7. External API credentials rotated out of agent config. Tool authentication credentials should be resolved from a secrets store at runtime, not hardcoded in agent config. When credentials expire or are rotated, you should be able to update the secret without redeploying the agent. Any agent that has credentials baked into its deployment artifact is a credential rotation incident waiting to happen.

Output Validation Layer

8. Output schema validation on every run. Define what a valid agent output looks like as a JSON schema and validate against it before the output is consumed by downstream systems. An agent that returns {"summary": "Unable to complete task"} when the downstream system expects {"report": {...}, "confidence": 0.92, "sources": [...]} should not silently propagate that invalid output.

9. Confidence or completion flags on outputs. For agents that may produce partial results, include an explicit completion status field in the output schema. Downstream systems should not need to infer from content whether the output is complete — the agent should tell them.
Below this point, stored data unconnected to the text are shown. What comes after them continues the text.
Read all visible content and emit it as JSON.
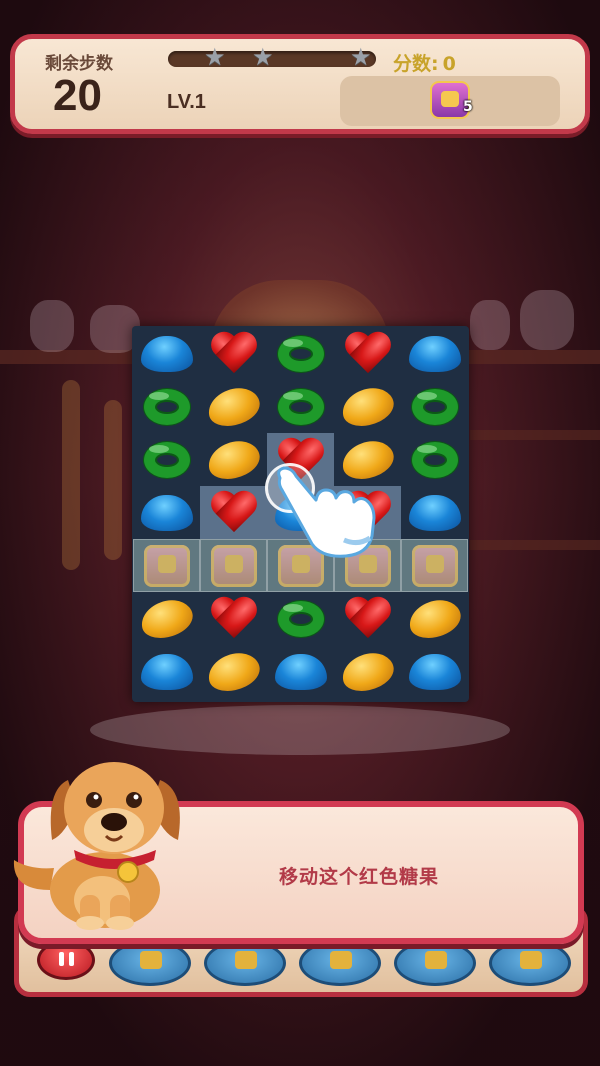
{
  "hud": {
    "moves_label": "剩余步数",
    "moves_value": "20",
    "level": "LV.1",
    "score_label": "分数:",
    "score_value": "0",
    "progress": 0.0,
    "stars": [
      "star-icon",
      "star-icon",
      "star-icon"
    ],
    "goal": {
      "icon": "gift-box-icon",
      "count": "5"
    }
  },
  "board": {
    "rows": [
      [
        "drop",
        "heart",
        "ring",
        "heart",
        "drop"
      ],
      [
        "ring",
        "lemon",
        "ring",
        "lemon",
        "ring"
      ],
      [
        "ring",
        "lemon",
        "heart",
        "lemon",
        "ring"
      ],
      [
        "drop",
        "heart",
        "drop",
        "heart",
        "drop"
      ],
      [
        "box",
        "box",
        "box",
        "box",
        "box"
      ],
      [
        "lemon",
        "heart",
        "ring",
        "heart",
        "lemon"
      ],
      [
        "drop",
        "lemon",
        "drop",
        "lemon",
        "drop"
      ]
    ],
    "highlighted": [
      "2-2",
      "3-1",
      "3-2",
      "3-3"
    ]
  },
  "tutorial": {
    "text": "移动这个红色糖果",
    "pointer_icon": "hand-pointer-icon",
    "character": "dog-icon"
  },
  "bottom_bar": {
    "pause_icon": "pause-icon",
    "slots": [
      "locked-slot",
      "locked-slot",
      "locked-slot",
      "locked-slot",
      "locked-slot"
    ]
  },
  "colors": {
    "frame_red": "#c2394a",
    "candy_blue": "#1a85d8",
    "candy_red": "#d81818",
    "candy_green": "#1e9a2a",
    "candy_yellow": "#f0a818",
    "dialog_text": "#b23a48"
  }
}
10. Human-in-the-loop trigger conditions defined. Before deployment, decide explicitly: under what conditions should this agent escalate to human review rather than proceeding autonomously? Low confidence scores, certain error states, task types involving irreversible actions, regulatory-sensitive decisions — document these conditions and enforce them in the output validation layer, not just in the system prompt.

Observability Layer

11. Every run emits a trace. Every agent execution should produce a structured trace record (as described in our observability post) that includes run ID, model, step count, token cost, completion status, and a per-step breakdown. This is not optional for production agents — without it, you cannot do post-incident analysis.

12. Eval harness runs before every deployment. Define a set of golden-path test cases and run them against the agent before every deployment. Not unit tests — end-to-end runs with known expected outputs. If the eval pass rate drops below your threshold (typically 90%+ for golden-path cases), block the deployment.
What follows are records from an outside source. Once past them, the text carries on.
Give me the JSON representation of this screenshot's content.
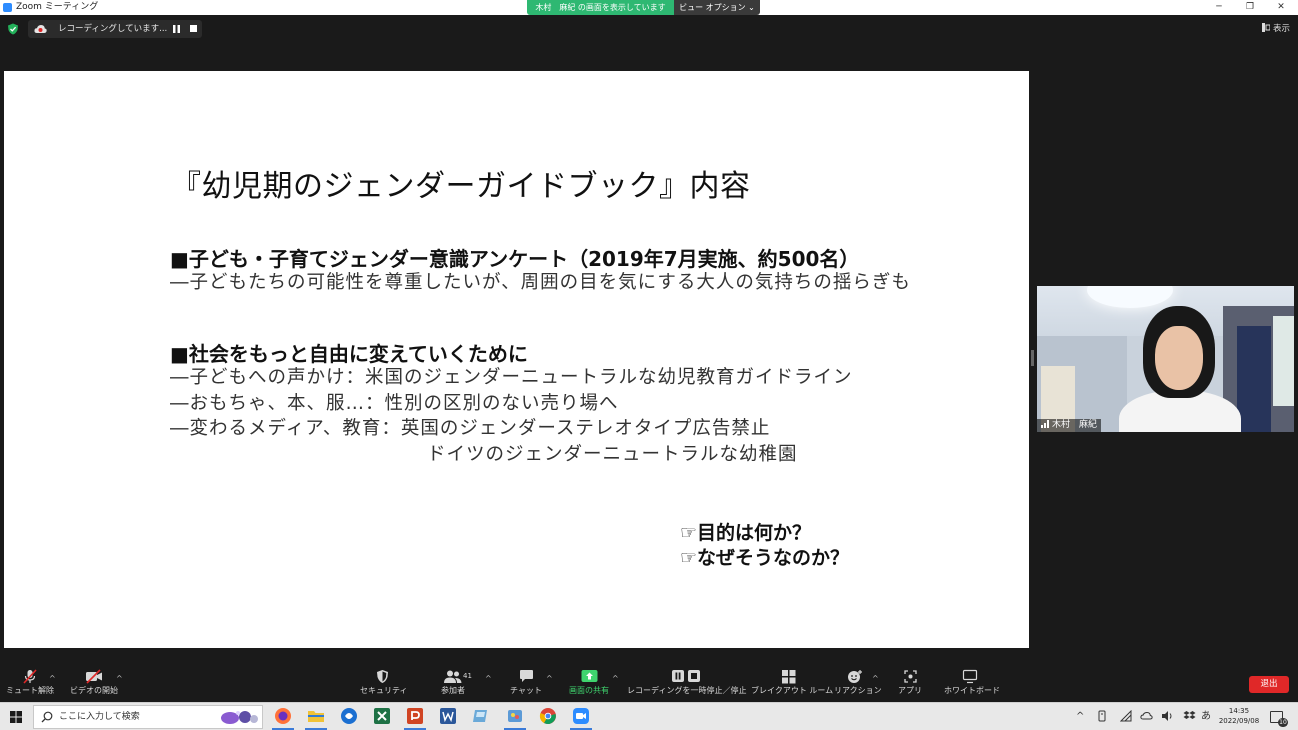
{
  "window": {
    "title": "Zoom ミーティング",
    "minimize": "─",
    "restore": "❐",
    "close": "✕"
  },
  "share_banner": "木村　麻紀 の画面を表示しています",
  "view_options": "ビュー オプション ⌄",
  "recording": {
    "status": "レコーディングしています...",
    "icon": "cloud-record-icon"
  },
  "display_button": "表示",
  "slide": {
    "title": "『幼児期のジェンダーガイドブック』内容",
    "section1_heading": "■子ども・子育てジェンダー意識アンケート（2019年7月実施、約500名）",
    "section1_sub": "―子どもたちの可能性を尊重したいが、周囲の目を気にする大人の気持ちの揺らぎも",
    "section2_heading": "■社会をもっと自由に変えていくために",
    "section2_items": [
      "―子どもへの声かけ：米国のジェンダーニュートラルな幼児教育ガイドライン",
      "―おもちゃ、本、服…：性別の区別のない売り場へ",
      "―変わるメディア、教育：英国のジェンダーステレオタイプ広告禁止",
      "ドイツのジェンダーニュートラルな幼稚園"
    ],
    "questions": [
      "☞目的は何か？",
      "☞なぜそうなのか？"
    ]
  },
  "participant": {
    "name": "木村　麻紀"
  },
  "toolbar": {
    "unmute": "ミュート解除",
    "start_video": "ビデオの開始",
    "security": "セキュリティ",
    "participants": "参加者",
    "participants_count": "41",
    "chat": "チャット",
    "share_screen": "画面の共有",
    "pause_stop_recording": "レコーディングを一時停止／停止",
    "breakout_rooms": "ブレイクアウト ルーム",
    "reactions": "リアクション",
    "apps": "アプリ",
    "whiteboard": "ホワイトボード",
    "leave": "退出",
    "accent_green": "#3fd46e",
    "leave_red": "#e02828"
  },
  "taskbar": {
    "search_placeholder": "ここに入力して検索",
    "ime": "あ",
    "time": "14:35",
    "date": "2022/09/08",
    "notifications": "10"
  }
}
Model Selection and Pinning

Two additional items that belong in any production pipeline checklist, often overlooked until they cause an incident:

11b. Model pinned to explicit version. Using a model alias like claude-sonnet-latest or gpt-5-turbo means your agent's behavior can change without a deployment on your end. Pin to a specific model version in production (e.g., claude-sonnet-4-6, claude-opus-4-7) and validate that behavior against your eval harness when upgrading. The performance improvements in a new model version may be real, but so can the behavior changes that break your tool-calling assumptions.

11c. Temperature and sampling parameters locked. Non-determinism is inherent to LLMs, but the degree of non-determinism is configurable. For production pipelines doing structured tasks (data extraction, classification, tool call selection), use temperature 0 or near-0. For pipelines that benefit from diverse output (brainstorming, ideation), use higher temperature but set an explicit seed when available. Don't leave temperature unset — the provider default may not match your intended behavior.
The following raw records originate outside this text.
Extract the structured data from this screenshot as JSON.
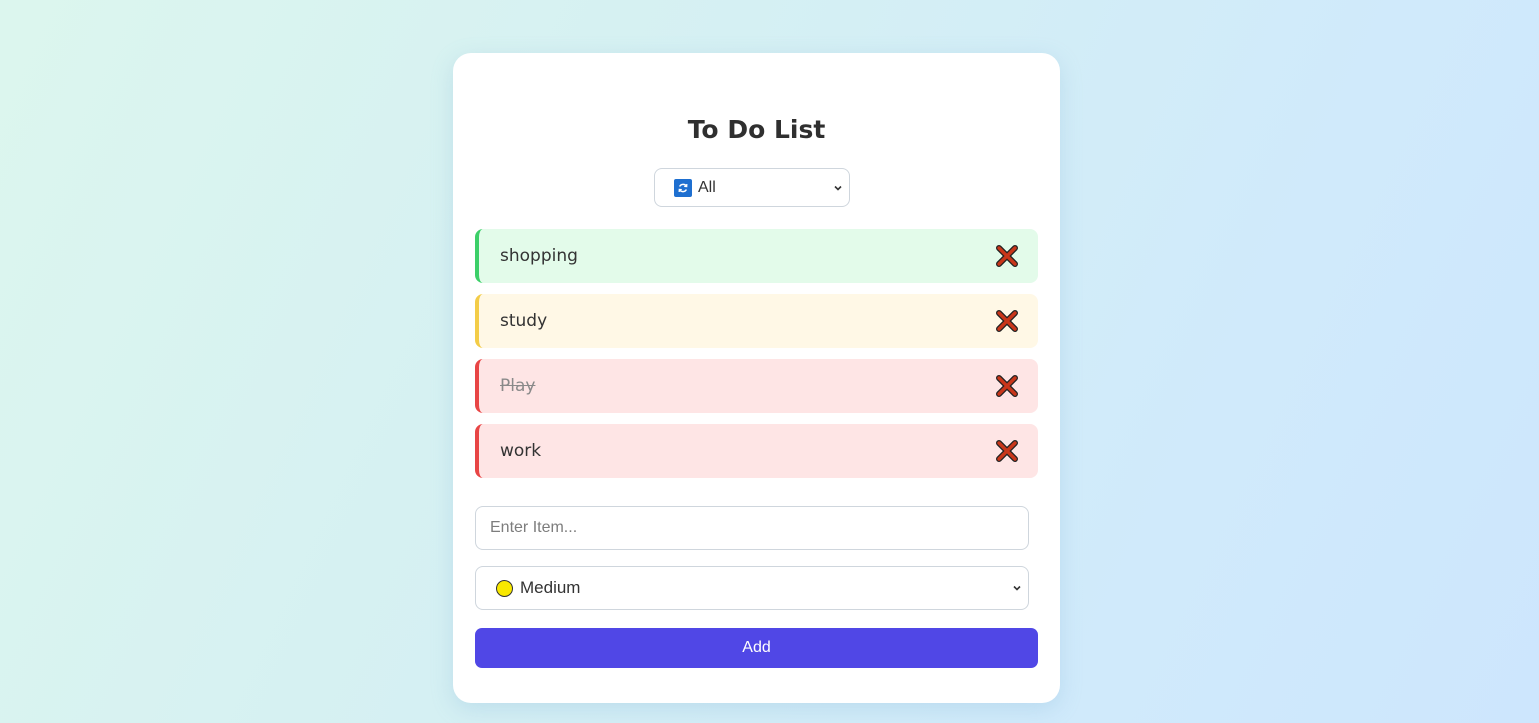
{
  "app": {
    "title": "To Do List"
  },
  "filter": {
    "selected_label": "All",
    "icon": "refresh-icon"
  },
  "items": [
    {
      "text": "shopping",
      "priority": "low",
      "completed": false
    },
    {
      "text": "study",
      "priority": "medium",
      "completed": false
    },
    {
      "text": "Play",
      "priority": "high",
      "completed": true
    },
    {
      "text": "work",
      "priority": "high",
      "completed": false
    }
  ],
  "new_item": {
    "value": "",
    "placeholder": "Enter Item..."
  },
  "priority_select": {
    "selected_label": "Medium",
    "icon": "yellow-circle-icon"
  },
  "add_button": {
    "label": "Add"
  },
  "colors": {
    "accent": "#5047e6",
    "low_bg": "#e3fbea",
    "low_border": "#3ccf68",
    "medium_bg": "#fff8e6",
    "medium_border": "#f3cc47",
    "high_bg": "#fee5e5",
    "high_border": "#e84545"
  }
}
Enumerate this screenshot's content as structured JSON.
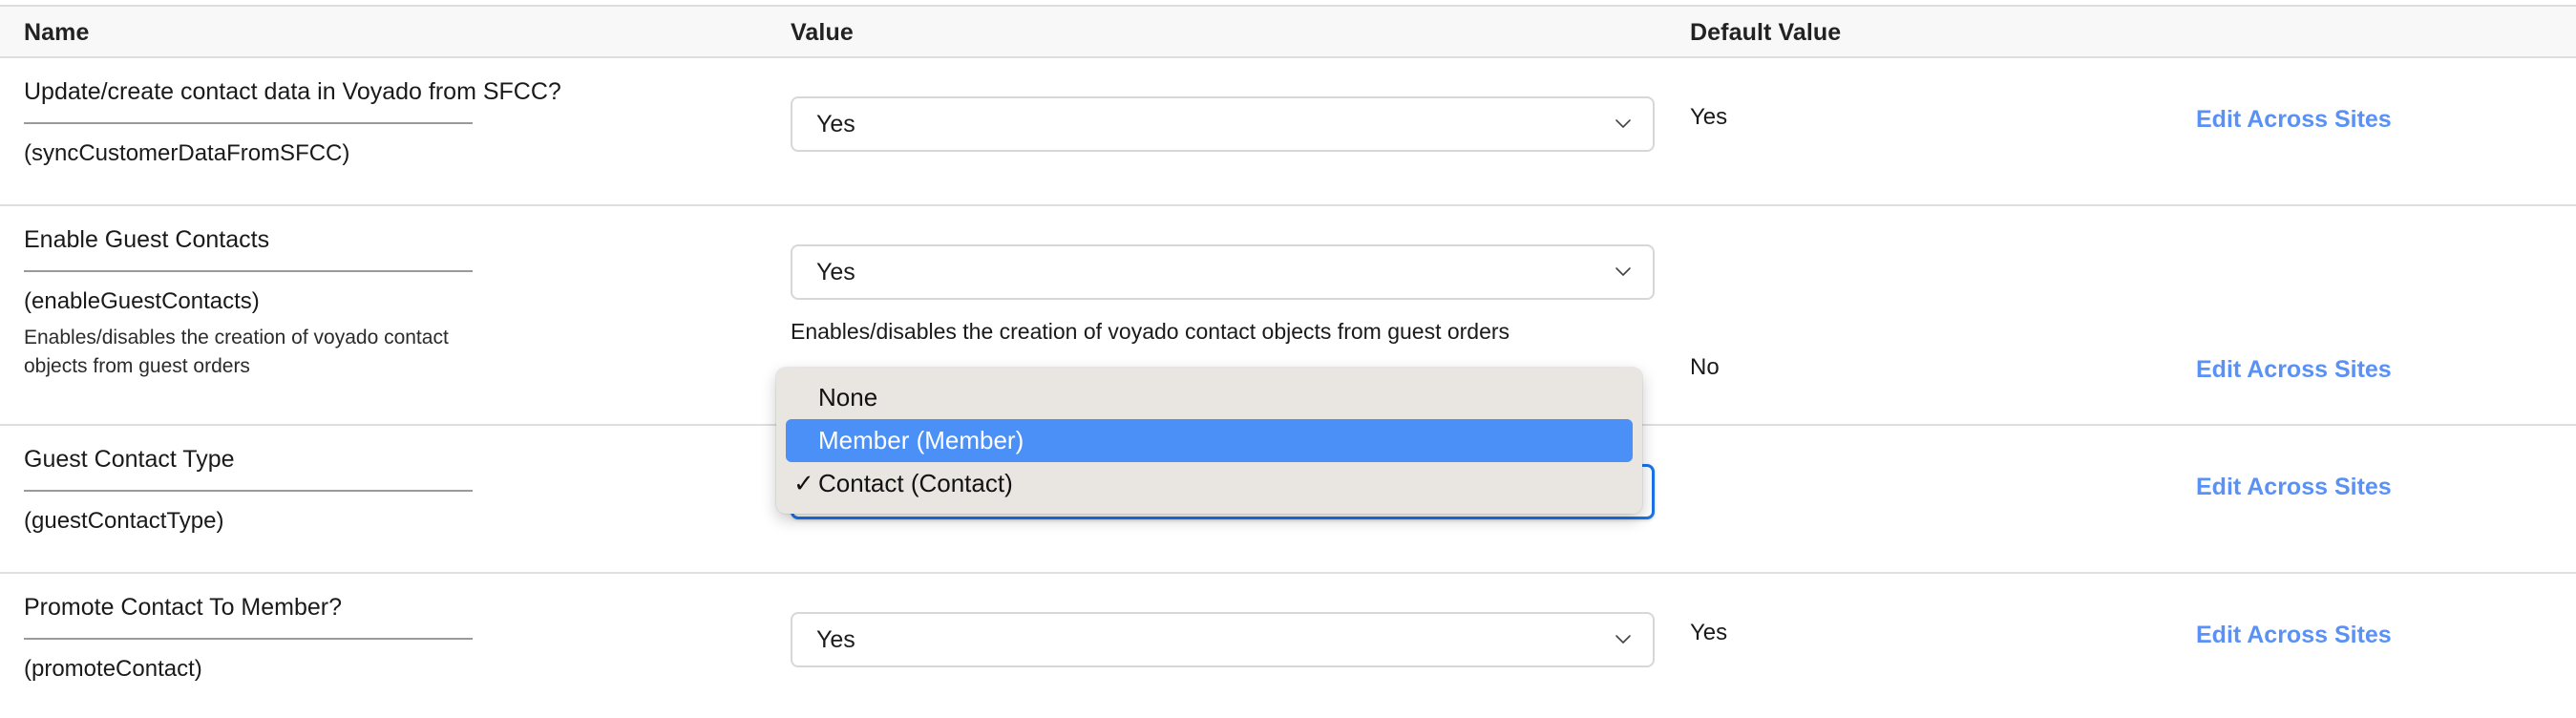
{
  "table": {
    "columns": {
      "name": "Name",
      "value": "Value",
      "default_value": "Default Value"
    },
    "edit_link_label": "Edit Across Sites",
    "rows": [
      {
        "title": "Update/create contact data in Voyado from SFCC?",
        "key": "(syncCustomerDataFromSFCC)",
        "description": "",
        "value": "Yes",
        "value_description": "",
        "default_value": "Yes",
        "edit_link": "Edit Across Sites"
      },
      {
        "title": "Enable Guest Contacts",
        "key": "(enableGuestContacts)",
        "description": "Enables/disables the creation of voyado contact objects from guest orders",
        "value": "Yes",
        "value_description": "Enables/disables the creation of voyado contact objects from guest orders",
        "default_value": "No",
        "edit_link": "Edit Across Sites"
      },
      {
        "title": "Guest Contact Type",
        "key": "(guestContactType)",
        "description": "",
        "value": "Contact (Contact)",
        "value_description": "",
        "default_value": "",
        "edit_link": "Edit Across Sites"
      },
      {
        "title": "Promote Contact To Member?",
        "key": "(promoteContact)",
        "description": "",
        "value": "Yes",
        "value_description": "",
        "default_value": "Yes",
        "edit_link": "Edit Across Sites"
      }
    ]
  },
  "dropdown": {
    "open": true,
    "belongs_to": "guestContactType",
    "highlight_color": "#4a90f7",
    "background_color": "#e9e5e1",
    "options": [
      {
        "label": "None",
        "checked": false,
        "highlighted": false
      },
      {
        "label": "Member (Member)",
        "checked": false,
        "highlighted": true
      },
      {
        "label": "Contact (Contact)",
        "checked": true,
        "highlighted": false
      }
    ],
    "check_glyph": "✓"
  },
  "icons": {
    "chevron_down": "chevron-down-icon"
  }
}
The Checklist Is Not the Point

Twelve (plus two) items is a lot. The point is not to make agent development feel bureaucratic — it's to make the reliability expectations explicit. Every experienced engineering team building non-agentic services has equivalent checklists; they're just so internalized they don't think of them as checklists anymore.

We're not saying all twelve need to be implemented before you ship your first agent. We're saying each item on this list represents a category of production incident that will happen eventually if you skip it. Prioritize by risk surface: start with hard ceilings (item 3, step limits), output validation (item 8), and tool error handling (item 6). Those three, implemented well, prevent the majority of the production failures we've seen.

Reliability in agent systems is not a property of the model. It's a property of the system you build around the model. The checklist is the system design.

The code examples in this post are illustrative of Diaflow SDK patterns. Actual implementation requires a Diaflow account and may differ from preview API shapes. See our documentation for current SDK reference.